Arte de Eduardo Nasi
Tenho necessidade de ser velho. Uma compulsão em ser antigo.
Não nasci na época errada, acumulo épocas em mim.
Entre uma Loja I-Place ou um brique, vou entrar no segundo, gastar mais no segundo, enlouquecer no segundo.
Adoto produtos de última geração, mas sou viciado em antiguidades.
Um smartphone nunca me encantará como um telefone de parede preto, daqueles de cinema mudo, de girar o disco e rezar pela chegada da linha.
Eu já quero levar mesmo não prevendo onde colocarei na sala. Suspiro de felicidade quando o vendedor diz que ainda funciona. Poderia comprar estragado.
Um iPad Air Apple 16GB não me seduzirá como uma vitrola, onde posso rodar meus LPS com a lentidão dos grilos nas tardes de sol.
Uma televisão de 65 polegadas não sugará minha atenção como um rádio Júpiter, de mesinha, em que é possível capturar estações na Argentina e em Cuba.
Sou das quinquilharias, dos secos e molhados, dos brechós.
Não me interesso por aquilo que é recente, mas por aquilo que está conservado. Festejo as peças intactas e os riscos do tempo.
Já adquiri um lustre de teatro que jamais subiu ao céu do meu teto, já adquiri um cartão-ponto de uma empresa têxtil para brincar de empilhar horários quando entro e saio da residência.

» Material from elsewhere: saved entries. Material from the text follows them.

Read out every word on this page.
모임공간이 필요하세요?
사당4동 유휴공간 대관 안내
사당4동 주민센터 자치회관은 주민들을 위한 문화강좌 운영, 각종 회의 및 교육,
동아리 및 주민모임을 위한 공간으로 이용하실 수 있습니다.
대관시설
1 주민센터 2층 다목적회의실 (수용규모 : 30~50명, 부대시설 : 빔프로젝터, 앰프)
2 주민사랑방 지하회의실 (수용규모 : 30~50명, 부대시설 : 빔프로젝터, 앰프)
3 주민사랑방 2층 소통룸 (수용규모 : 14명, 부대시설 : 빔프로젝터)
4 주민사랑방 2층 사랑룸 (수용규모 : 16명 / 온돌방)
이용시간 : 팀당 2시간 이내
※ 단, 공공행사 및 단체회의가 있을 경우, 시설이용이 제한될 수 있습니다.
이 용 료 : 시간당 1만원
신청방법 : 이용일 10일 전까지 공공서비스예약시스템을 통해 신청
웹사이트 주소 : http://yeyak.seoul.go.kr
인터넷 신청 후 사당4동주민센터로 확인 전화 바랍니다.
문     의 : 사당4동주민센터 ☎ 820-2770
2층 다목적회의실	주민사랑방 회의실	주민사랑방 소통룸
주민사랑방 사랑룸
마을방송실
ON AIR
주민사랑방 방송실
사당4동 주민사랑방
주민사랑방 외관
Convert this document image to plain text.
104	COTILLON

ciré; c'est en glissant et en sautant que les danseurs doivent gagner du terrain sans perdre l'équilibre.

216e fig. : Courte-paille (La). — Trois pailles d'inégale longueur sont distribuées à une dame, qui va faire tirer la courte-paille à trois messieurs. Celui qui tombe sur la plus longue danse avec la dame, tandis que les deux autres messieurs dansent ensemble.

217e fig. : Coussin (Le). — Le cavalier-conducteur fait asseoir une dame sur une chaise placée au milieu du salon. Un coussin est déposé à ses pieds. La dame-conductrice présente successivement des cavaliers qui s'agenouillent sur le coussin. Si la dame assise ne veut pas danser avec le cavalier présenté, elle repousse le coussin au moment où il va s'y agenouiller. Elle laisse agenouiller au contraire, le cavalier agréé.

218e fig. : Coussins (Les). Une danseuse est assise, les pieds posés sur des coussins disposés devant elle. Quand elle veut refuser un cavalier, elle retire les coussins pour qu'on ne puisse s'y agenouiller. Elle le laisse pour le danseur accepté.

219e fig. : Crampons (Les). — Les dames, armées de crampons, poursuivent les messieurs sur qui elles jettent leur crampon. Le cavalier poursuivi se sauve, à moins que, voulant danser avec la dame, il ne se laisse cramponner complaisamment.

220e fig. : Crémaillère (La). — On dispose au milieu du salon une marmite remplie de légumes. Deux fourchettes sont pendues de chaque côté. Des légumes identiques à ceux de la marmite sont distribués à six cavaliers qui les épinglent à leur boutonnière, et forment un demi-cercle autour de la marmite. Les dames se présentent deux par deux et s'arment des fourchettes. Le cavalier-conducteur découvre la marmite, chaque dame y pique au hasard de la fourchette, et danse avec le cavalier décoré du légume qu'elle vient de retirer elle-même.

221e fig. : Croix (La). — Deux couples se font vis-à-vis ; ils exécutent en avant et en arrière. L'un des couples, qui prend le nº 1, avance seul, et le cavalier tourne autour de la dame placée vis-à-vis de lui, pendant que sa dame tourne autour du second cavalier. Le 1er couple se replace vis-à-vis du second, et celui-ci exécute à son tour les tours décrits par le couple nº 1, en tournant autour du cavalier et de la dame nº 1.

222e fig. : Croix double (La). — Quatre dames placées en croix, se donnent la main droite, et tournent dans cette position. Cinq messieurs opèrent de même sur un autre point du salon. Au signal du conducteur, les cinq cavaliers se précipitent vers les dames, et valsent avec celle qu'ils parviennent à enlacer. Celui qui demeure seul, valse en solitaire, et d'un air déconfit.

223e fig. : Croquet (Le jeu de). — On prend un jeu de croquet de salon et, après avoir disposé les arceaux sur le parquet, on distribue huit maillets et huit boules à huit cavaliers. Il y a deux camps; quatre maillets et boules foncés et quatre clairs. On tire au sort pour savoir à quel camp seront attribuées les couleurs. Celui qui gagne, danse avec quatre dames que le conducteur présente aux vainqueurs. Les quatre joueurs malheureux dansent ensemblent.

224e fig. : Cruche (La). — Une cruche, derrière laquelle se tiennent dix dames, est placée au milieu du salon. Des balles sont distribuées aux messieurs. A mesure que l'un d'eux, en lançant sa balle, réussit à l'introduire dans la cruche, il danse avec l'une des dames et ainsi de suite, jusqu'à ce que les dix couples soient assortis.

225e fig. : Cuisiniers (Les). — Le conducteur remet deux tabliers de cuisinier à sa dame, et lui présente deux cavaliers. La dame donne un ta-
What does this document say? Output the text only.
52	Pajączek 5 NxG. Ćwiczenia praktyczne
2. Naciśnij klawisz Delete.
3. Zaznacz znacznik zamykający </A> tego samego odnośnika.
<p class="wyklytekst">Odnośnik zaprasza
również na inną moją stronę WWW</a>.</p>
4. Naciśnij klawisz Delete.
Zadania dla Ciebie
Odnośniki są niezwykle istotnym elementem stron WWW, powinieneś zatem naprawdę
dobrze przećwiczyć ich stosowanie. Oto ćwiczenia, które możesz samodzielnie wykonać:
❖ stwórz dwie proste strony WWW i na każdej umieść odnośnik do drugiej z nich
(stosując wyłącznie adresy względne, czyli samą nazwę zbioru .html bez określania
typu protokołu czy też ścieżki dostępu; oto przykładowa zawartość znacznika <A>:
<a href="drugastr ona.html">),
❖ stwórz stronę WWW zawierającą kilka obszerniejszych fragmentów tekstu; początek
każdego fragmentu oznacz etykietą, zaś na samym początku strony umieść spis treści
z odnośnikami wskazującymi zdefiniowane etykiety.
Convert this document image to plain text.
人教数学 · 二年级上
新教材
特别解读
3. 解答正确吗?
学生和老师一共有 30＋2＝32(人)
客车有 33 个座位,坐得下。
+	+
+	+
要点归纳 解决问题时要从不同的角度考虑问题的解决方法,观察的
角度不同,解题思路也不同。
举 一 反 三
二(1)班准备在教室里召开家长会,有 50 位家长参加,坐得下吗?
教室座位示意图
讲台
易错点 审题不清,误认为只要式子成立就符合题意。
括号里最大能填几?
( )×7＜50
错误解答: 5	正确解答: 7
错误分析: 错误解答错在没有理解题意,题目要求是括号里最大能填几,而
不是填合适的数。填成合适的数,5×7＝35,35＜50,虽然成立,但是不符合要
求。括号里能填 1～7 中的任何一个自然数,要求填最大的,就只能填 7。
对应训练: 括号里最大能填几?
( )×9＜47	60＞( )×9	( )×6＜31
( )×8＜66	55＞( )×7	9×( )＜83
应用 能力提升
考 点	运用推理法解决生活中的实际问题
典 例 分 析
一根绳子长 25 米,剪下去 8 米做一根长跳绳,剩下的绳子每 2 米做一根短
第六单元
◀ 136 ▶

Eu me divirto com a nostalgia dos outros.
Não negocio, não barganho, é minha repescagem de viver, deixo-me levar pelo preço e pela hipnose regressiva. Não compro, arremato. Loja que me atrai é leilão.
Minha vontade é salvar a casa da minha infância, a casa dos meus avós, remontar o que foi dissolvido na partilha, juntar os escombros do castelo.
Minha ânsia é reconstituir os sofás verdes esculpidos em madeira, as camas com cabeceira de santos, os corredores com cheiro de importante.
Minha adrenalina é abrir novamente a geladeira Steigleder branca e reencontrar as garrafas de leite de pé.
Quem tem mais de 40 anos sofre de recaídas consumistas diante de feiras de antiguidades.
Passeio entre as mesinhas e as toalhas estendidas no chão como se fosse um príncipe destituído, um czar decadente. Aliso minha barbicha em cada mostruário.
Com surpreendente avidez, espio as joias de rainha, os broches com símbolos bíblicos, os chaveiros de bancos e lojas extintas, a louça de porcelana numerada da Renner.
Eu não espero o futuro no presente, procuro o passado. Faço fiado com as minhas lembranças.
Crônica publicada no site Vida Breve
Colunista de quarta-feira
3/9/2014
3 comentários:
Fabrício sempre gostei do teu trabalho.Mas hoje em um programa de televisão,deu pra 'extrair' um pouco do teu caráter.Decepção!
Maravilhoso texto, como sempre.
Te leio para me perder, não para me encontrar.
Beijo
Estou longe dos 40 anos mas compartilho da mesma idéia! Sempre valorizei o que é antigo e sou apaixonada por tudo que é vintage. Acho que isso é uma questão de cultura e "bagagem" que todos construímos ao longo da vida.
Aliás vou mais além acredito que isso falta para muitos de nós, aprender a conservar o que é antigo, um povo que pouco conhece e cuida do seu passado não consegue fazer um bom presente.